The information gathered by ASARECA through its networks in ten East African countries will be amalgamated, analysed and distributed to the governments of all the relevant countries to create price awareness.

It is hoped the data generated will help to enable the flow of food from surplus to deficit areas, and from markets where the prices are low to where prices are high, thus reducing food shortages.

However, observers have pointed out that the lack of integrated regional markets also needs to be addressed for food security to improve, as high price volatility is associated with the weak integration of food markets.

High food prices have had a negative effect on trade for the African continent, a net food importer that spends about US$20 billion annually on food imports, according to the UN's Food and Agricultural Organization (FAO).

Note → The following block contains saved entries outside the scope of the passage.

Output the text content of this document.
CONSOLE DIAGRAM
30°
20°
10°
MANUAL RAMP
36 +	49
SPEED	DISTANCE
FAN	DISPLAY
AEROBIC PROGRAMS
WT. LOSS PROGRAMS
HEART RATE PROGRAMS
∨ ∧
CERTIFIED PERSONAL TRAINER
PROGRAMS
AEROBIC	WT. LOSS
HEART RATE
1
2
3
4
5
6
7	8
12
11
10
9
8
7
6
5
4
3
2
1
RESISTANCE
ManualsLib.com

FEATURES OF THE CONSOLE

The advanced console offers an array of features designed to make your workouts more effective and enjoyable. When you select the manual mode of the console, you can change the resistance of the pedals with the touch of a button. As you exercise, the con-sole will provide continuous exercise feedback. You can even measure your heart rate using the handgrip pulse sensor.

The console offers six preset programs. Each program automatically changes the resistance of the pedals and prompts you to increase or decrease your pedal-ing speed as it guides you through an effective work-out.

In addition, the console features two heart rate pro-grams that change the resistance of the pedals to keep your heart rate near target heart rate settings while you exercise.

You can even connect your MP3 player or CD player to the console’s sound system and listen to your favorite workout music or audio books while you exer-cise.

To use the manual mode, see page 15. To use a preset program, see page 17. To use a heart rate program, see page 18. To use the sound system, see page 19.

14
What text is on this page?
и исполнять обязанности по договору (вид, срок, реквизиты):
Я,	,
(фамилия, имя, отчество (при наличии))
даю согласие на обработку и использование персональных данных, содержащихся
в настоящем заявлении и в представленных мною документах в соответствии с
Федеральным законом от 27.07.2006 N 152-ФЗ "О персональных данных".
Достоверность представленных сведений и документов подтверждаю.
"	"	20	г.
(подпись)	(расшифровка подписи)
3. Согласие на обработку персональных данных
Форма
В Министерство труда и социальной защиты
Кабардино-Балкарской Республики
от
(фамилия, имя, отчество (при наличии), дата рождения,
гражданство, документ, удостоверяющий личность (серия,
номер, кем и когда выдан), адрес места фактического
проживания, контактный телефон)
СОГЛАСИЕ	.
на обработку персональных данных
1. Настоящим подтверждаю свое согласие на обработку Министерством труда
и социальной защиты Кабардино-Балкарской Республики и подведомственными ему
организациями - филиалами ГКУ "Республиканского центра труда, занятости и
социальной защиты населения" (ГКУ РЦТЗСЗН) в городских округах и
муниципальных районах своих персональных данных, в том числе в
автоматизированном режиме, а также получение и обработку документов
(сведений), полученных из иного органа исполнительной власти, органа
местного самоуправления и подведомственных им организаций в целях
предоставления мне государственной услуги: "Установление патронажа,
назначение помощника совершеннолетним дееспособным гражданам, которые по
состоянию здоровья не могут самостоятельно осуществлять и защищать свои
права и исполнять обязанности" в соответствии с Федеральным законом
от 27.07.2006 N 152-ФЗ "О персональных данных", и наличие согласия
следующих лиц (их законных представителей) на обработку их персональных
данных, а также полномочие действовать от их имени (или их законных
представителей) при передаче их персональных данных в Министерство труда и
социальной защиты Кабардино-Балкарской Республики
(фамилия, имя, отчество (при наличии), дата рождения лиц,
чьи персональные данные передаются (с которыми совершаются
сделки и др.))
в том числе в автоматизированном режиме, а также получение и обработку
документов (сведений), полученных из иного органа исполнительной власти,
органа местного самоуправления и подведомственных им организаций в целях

For instance, according to FAO statistics, 45 per cent of rice and 85 per cent of wheat consumed in Africa is imported.

Waithaka warned that the tool will not be the sole solution for food price volatility as causes vary.

Since 2010, the East and Central African region has suffered volatile food prices because of a combination of global causes and region-specific factors. Export bans were the most prominent trade policy measures in 2011.

Joseph Karugia, the coordinator of the Regional Strategic Analysis and Knowledge Support System for Eastern and Central Africa, said: "In the 1970s and 1980s we complained about low prices, but now that they are high we continue to complain. A regional response would be an opportunity to address the food price crisis."

High food prices, he added, would prompt exploitation of regional diversity and facilitate regional trade with priority actions, including removal of export bans, elimination of non-tariff barriers and upgrading infrastructure of main regional trade corridors.

Godfrey Asea, head plant breeder of the cereals research programme at Uganda's National Crops Resources Research Institute, said the tool will equip farmers, traders and consumers with market information for decision making.

The key remaining problems would be how accessible the information is — and adequate infrastructure so that food can move from areas of surplus to areas of deficit, he concluded.